The next thing we do is calculate our `error`

and our `delta`

. `error`

is a measurement of how far our prediction is away from the correct answer. As you’ll notice, it’s not actually used anywhere in our training. Usually this lets us, the humans, know how closely our neural network is to making accurate predictions. `delta`

indicates how much we should change our weights to hopefully make a better prediction in the future.

```
Error: [2403 2827 2869 3209 2732 2428 3046 2712 2559 3118]
Delta: [49.02 53.17 53.56 56.65 52.27 49.27 55.19 52.07 50.59 55.84]
```

Since our prediction is really high, our delta is also high. This means we need to lower our weights quite a bit for our predictions to be closely to the right answer.

We then take the outer product of `image`

and `delta`

, this gives us an amount to update each individual weight.

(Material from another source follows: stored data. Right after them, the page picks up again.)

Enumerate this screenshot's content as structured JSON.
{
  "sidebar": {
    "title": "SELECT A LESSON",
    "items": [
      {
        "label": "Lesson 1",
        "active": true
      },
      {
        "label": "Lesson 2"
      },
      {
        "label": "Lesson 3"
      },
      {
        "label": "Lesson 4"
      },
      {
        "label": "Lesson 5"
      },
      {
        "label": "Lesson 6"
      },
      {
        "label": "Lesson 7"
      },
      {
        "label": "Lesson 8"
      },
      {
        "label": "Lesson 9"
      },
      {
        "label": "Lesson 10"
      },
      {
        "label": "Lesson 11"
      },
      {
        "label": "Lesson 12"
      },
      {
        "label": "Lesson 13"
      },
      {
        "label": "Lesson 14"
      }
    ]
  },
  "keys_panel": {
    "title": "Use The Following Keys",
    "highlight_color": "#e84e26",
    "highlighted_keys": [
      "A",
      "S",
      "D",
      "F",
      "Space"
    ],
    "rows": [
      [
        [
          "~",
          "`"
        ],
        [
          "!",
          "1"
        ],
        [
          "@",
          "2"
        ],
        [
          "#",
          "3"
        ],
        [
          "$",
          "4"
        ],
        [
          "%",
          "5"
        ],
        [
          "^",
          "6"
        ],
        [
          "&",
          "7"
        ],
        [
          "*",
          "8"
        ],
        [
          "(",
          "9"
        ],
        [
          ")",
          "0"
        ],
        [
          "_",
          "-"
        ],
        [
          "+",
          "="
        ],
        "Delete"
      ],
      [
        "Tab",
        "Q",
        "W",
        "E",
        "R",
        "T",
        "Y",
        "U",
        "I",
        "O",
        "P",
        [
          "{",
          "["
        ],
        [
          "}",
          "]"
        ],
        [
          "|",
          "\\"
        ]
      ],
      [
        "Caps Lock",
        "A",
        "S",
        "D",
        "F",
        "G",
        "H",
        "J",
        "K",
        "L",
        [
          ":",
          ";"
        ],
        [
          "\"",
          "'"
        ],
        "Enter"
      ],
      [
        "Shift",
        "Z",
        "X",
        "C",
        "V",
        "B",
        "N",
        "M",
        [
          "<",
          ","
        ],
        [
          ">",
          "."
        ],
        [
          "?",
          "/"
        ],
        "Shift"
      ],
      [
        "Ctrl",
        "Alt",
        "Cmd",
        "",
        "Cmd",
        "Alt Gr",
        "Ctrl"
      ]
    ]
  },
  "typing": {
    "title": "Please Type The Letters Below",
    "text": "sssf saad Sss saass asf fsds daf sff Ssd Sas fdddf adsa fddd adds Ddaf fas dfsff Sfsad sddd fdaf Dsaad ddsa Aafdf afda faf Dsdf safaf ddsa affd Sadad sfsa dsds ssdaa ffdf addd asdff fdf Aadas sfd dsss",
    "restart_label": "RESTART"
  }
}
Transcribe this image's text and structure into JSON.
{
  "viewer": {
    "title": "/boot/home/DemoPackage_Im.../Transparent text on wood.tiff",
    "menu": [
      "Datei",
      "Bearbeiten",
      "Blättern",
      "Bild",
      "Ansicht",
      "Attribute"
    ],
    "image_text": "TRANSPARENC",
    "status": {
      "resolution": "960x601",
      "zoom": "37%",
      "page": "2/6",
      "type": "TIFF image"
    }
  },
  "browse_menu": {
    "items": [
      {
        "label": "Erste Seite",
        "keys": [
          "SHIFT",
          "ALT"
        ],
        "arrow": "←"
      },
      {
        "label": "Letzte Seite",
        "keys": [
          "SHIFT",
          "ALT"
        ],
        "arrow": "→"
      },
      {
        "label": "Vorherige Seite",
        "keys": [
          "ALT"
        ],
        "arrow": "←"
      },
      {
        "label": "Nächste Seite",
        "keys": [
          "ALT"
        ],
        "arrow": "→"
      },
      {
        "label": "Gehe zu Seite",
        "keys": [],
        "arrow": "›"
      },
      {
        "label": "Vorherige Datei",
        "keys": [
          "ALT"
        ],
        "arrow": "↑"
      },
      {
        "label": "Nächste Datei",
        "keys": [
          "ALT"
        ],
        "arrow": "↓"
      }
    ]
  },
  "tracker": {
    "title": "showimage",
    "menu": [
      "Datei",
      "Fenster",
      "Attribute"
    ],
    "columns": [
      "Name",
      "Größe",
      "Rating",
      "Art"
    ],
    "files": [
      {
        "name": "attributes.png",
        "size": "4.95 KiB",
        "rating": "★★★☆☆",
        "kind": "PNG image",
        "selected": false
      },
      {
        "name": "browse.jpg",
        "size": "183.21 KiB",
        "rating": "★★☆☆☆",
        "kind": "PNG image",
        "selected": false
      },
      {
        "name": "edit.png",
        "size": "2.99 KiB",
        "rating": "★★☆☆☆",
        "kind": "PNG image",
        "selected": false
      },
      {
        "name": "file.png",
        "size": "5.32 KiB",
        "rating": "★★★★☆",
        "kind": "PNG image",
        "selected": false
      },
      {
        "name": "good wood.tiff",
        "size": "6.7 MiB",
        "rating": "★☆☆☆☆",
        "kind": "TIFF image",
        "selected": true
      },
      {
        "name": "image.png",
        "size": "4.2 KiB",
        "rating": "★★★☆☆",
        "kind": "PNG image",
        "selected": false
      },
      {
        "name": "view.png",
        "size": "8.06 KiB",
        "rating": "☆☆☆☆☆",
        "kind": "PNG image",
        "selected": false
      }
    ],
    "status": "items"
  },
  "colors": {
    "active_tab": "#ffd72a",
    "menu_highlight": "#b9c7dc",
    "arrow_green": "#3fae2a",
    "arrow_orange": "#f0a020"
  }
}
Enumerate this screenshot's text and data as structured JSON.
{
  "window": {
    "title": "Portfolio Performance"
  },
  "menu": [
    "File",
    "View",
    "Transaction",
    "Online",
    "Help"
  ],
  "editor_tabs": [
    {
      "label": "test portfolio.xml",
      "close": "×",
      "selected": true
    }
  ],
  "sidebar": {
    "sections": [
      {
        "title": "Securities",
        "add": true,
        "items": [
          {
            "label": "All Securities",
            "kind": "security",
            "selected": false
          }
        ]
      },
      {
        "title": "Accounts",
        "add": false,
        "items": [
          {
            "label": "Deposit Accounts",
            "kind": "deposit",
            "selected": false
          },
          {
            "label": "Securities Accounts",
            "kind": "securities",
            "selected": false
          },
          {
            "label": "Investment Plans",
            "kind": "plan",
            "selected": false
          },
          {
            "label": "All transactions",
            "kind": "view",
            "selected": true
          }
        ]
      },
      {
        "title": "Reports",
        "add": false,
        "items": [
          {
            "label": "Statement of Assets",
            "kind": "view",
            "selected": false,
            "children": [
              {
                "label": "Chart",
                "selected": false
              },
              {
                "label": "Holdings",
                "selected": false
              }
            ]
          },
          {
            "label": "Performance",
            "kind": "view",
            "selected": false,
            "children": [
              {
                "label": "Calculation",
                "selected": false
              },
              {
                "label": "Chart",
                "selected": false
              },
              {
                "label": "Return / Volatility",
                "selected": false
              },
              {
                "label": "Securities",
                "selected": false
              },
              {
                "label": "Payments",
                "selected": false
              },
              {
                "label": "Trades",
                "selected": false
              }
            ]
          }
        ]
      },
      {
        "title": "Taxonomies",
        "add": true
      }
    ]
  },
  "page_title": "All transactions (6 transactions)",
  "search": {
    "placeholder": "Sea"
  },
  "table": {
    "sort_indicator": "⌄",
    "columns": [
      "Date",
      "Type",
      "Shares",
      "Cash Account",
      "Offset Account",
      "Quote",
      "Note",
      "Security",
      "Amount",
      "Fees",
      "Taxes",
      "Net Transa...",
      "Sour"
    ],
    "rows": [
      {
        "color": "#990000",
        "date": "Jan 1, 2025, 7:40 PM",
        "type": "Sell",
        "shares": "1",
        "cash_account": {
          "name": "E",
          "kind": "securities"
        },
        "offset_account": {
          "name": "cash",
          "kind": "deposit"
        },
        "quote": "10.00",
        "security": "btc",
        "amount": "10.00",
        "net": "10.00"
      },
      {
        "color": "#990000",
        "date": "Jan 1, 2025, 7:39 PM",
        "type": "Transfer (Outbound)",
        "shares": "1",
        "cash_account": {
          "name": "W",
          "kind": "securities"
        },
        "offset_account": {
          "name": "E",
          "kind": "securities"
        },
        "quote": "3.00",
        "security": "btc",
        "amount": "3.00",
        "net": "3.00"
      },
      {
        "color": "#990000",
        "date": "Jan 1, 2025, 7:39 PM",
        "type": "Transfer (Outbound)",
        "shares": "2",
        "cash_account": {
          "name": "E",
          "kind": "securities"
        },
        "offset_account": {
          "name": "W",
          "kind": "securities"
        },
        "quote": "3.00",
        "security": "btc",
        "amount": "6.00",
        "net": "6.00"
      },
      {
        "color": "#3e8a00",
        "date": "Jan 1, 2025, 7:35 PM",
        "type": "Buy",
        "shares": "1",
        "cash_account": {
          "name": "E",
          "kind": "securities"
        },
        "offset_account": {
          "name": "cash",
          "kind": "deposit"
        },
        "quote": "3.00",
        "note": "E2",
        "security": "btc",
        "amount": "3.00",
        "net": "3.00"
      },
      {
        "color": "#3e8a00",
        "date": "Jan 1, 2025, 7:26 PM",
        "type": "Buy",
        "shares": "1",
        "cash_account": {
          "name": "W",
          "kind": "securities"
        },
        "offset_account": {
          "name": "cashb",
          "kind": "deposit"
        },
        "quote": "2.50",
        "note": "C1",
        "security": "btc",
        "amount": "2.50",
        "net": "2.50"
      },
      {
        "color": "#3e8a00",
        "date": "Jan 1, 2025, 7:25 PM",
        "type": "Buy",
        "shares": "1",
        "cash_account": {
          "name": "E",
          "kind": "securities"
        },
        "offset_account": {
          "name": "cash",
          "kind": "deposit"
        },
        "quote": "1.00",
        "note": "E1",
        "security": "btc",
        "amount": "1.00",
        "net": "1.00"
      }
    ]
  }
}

Then we take our `weight_deltas`

, scaled by our `alpha`

and update our `weights`

.

*If you remember from last post, our alpha controls our learning rate. If we attempt to learn too quickly we’ll never converge to an accurate answer. If we learn too slowly it will take us forever to train. To pick this alpha I just tried a couple until one seemed to work. /shrug*

#### 101st Training Image

Now that we’ve trained on 100 images, lets see how our values have updated.

Here is our 101st prediction and correct label pair:

```
Prediction: [-1.18 -0.65 1.48 -1.11 0.25 -0.31 1.46 2.87 2.62 1.88]
Label: [0, 0, 0, 0, 0, 1, 0, 0, 0, 0]
```

But you’ll notice that our prediction has changed a lot in just 100 images. Instead of predictions in the 50 range, it’s outputting values between -1 and 2. That’s a small win!

Unfortunately this prediction is still incorrect. Our network predicted an 8, this image was labeled at 6. We still got some learning to do.

Lastly here is our `error`

and `delta`

:

```
Error: [1.39 0.42 2.21 1.24 0.06 1.73 2.14 8.25 6.89 3.54]
Delta: [-1.18 -0.65 1.48 -1.11 0.25 -1.31 1.46 2.87 2.62 1.88]
```

And after that we will complete the same weight updates as before.

## Testing Phase

After we complete our training phase, we move onto our testing phase. In this phase we loop through our testing data, make a prediction and comparing against the label to know whether it was correct or not.

We can see how our learning improves with the number of images we train on.

- 0 training images : 1,256 / 10,000 = 12.56% correct
- 100 training images : 1,835 / 10,000 = 18.35% correct
- 1,000 training images : 3,129 / 10,000 = 31.29% correct
- 10,000 training images : 5,694 / 10,000 = 56.94% correct
- 20,000 training images : 5,709 / 10,000 = 57.09% correct
- 30,000 training images : 6,719 / 10,000 = 67.19% correct
- 40,000 training images : 5,751 / 10,000 = 57.61% correct
- 50,000 training images : 6,901 / 10,000 = 69.01% correct
- 60,000 training images : 6,928 / 10,000 = 69.28% correct

*On my local machine, training 60,000 images took about 12 minutes.*

With no training images, we guessed about 12% correct. Basically we’re just picking at random.

Then our network quickly improves as the training images scale to 10,000. Then from 10,000 to 60,000 training is a bit inconclusive. Sometimes it improves, while other times it takes a step back.

There are a lot of factors that go into how well a neural network can learn. Quality of data, training samples, how big the neural network is, how prone to overfitting your data is, on and on.

Given that, take a moment to appreciate what you accomplished. We built a neural network from scratch that correctly guessed almost 70% of our test images. That’s a good starting point.

Other machine learning algorithms can get 99% correct, so we definitely have a lot of room for improvement. Creating hidden layers, using CNNs, activation functions and biases are all things we can do to improve our algorithm. But don’t worry, we’ll get there all in due time.

## Final Thoughts

Machine Learning and Neural Networks can be very powerful. Today’s post gives just a glimmer of what they can do. I hope you continue to play around with them and I’ll continue blogging about them!